Navigating Migration Discourse: An Artistic Inquiry in the Borderlands of Academic Language

Organizers: Melinda Russial (melinda.russial@oulu.fi), Iida Kauhanen (iida.kauhanen@oulu.fi) and Nella Turkki

Time: Friday 8.11. at 9.15-10.45

This workshop will engage scholars and artists from various fields across the study and experience of migration to confront words and concepts that frequently appear in contemporary migration discourse. We will explore interdisciplinary art practices across visual art, poetry, drama, dance, and music, to allow participants to creatively access the assumptions, biases, and multiple meanings that often hide within the language(s) of our scholarship. Words at the center of inquiry may include the following: integration, acculturation, assimilation, coloniality, race/racialized, asylum, refugee, border, conflict, kinship, belonging, trust, diaspora, community, etc. These words hold powerful emotions and discursive assumptions in the frame of migration research, and an open inquiry into their entanglements can support renewed honesty, integrity, and empathy in our scholarship. In centering artistic practice and discovery, we hope to call attention to entrenched patterns of communication, encourage movement across boundaries, and offer creative ways to engage challenges of access, power, agency, and hope in academic and political spaces. The session will be conducted in English, but the activities are open to exploration in all languages and beyond language. We encourage submissions of related projects and complementary workshop ideas that challenge the dominant paradigms of research and that actively incorporate the arts into an exploration of the concepts and issues that are at the center of the session’s inquiry.

 

Abstracts

Rita Xavier, Universidade do Minho, Portugal: MY BODY CARRY ME HOME — dance, ecology and activism in Teresa Fabião and Íris Garcia

All movement begins from the body, from its internal somatics to skin, a penetrable boundary to everything that exists on the outside. If, on the one hand, we witness, in the announced geological era of the Anthropocene, a domination by the human species over the body of the earth, increasingly dry and infertile, on the other hand, the human body itself is also threatened, as a territory increasingly medicalized, optimized and controlled. Even the attempts to repair of/on nature are often swallowed up by capitalist consumption logics a similar phenomenon to ‘green wash’ is emerging today with the growth of the highly profitable wellness and healing industry. This reflection aims to build alternative proposals through somatic and choreographic movement and a micropolitical action that takes shape in the work of the portuguese Teresa Fabião and Íris Garcia. Teresa Fabião is a dancer, researcher, educator and artivist. Her multifaceted journey is driven by transitions between cultures where she lived; body languages (contemporary, classical, African dances, Afro-Brazilians, capoeira) and contexts of dance making-thinking (having a PhD in Performing Arts, Brazil). An HIV+ diagnosis made her expand dance in a path that combines personal development, artistic expression and social commitment. Íris Garcia is a witch, an ecosomatic therapist, an herbalist, an Iberian healer and dancer. It is through the creations, therapeutics and activisms of these pilgrim women that we found movement as an internal action with the time of the earth, a path to return to that most essential home: our body.

 

Khushal Naik, Åbo Akademi: Discussing migration as a ‘discursive construct’
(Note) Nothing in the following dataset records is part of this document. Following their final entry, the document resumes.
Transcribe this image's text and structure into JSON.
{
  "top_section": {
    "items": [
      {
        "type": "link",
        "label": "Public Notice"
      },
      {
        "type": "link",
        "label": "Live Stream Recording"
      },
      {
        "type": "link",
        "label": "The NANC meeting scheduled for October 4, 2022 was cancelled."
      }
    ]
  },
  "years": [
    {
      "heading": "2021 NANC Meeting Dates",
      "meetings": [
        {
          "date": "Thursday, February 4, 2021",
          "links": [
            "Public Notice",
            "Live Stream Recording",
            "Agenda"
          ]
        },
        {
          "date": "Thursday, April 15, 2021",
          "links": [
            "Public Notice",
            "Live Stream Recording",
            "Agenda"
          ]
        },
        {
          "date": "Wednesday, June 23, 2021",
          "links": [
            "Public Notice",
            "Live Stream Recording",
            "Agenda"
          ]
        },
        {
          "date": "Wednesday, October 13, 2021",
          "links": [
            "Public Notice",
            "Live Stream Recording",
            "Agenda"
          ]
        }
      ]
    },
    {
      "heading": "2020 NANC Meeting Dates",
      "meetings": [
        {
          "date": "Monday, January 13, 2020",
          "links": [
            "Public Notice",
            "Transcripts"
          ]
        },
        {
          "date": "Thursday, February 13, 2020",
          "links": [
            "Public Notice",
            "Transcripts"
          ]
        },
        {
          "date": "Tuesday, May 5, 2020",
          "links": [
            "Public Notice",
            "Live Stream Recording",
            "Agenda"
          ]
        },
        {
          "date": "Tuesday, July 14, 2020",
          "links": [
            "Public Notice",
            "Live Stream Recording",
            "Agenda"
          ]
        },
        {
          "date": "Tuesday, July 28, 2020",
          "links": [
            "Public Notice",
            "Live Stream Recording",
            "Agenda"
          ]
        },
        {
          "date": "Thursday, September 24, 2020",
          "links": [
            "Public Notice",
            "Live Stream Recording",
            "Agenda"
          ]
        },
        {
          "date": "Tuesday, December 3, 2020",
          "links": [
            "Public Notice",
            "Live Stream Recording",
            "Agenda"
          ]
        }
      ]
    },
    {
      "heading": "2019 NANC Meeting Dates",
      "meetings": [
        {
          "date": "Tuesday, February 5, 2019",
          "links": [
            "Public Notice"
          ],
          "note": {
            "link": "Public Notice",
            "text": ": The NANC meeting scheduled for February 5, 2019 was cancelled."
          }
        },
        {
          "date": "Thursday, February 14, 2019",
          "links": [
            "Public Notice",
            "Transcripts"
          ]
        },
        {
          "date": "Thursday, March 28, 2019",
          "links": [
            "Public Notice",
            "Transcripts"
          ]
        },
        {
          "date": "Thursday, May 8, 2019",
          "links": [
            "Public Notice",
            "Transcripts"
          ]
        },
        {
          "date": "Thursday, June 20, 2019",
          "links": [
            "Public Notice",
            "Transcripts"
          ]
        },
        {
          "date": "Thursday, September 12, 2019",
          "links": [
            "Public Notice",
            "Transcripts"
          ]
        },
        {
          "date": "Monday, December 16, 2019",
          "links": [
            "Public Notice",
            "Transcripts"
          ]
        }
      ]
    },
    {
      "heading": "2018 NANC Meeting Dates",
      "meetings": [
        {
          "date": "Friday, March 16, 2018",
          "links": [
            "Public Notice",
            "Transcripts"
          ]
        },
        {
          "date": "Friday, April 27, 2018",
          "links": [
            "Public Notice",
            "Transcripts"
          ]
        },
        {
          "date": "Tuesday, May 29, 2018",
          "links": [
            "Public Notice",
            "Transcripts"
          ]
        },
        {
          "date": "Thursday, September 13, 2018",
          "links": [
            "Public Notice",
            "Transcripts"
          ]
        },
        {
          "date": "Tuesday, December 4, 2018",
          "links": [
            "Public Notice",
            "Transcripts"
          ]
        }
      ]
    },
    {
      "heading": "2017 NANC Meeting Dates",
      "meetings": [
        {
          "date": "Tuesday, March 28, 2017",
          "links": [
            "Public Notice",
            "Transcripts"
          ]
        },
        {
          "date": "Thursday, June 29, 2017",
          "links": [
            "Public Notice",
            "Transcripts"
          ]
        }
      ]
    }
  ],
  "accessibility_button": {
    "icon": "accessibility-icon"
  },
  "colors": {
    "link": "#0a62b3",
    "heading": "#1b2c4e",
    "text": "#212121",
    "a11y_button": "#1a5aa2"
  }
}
Migration in the 21st century has become a central theme of much debate across the globe. Increasingly, these debates have resulted in a political pluralisation between those who see it as a resource and those who see it as a threat to an existing status quo, therein seemingly departing from the 20th century’s humanitarian efforts. Whilst these debates rage, there is increasing research to show a large disconnect between theorisations of migration and the phenomenon in praxis. This disconnect has further been shown to contemporaneously result in widespread negative perceptions about the phenomenon of migration and have seen greater political efforts thereafter to restrict it via hardened and often illegal migration policies, as demonstrated by the current British government’s Rwanda policy. This discussion paper aims to approach this disconnect between theory and praxis via a discursive approach. It will be argued that restrictive migration policies in the 21st century are a consequence of a discursive construction of the phenomenon. The creation of discursive formations such as “illegal” migration, the “securitization” of migration, and the “instrumentalization”/“weaponization” of migration provide evidence to this argument, wherein far-right politicians have increasingly been able to construct a discourse that migration is dangerous and should therefore be restricted. As right-wing politicians continue to gain political power in recent years, paying attention to, and highlighting these discursive constructions will prove significant to furthering the UNs newly implemented drive towards “evidence based” research and decision making.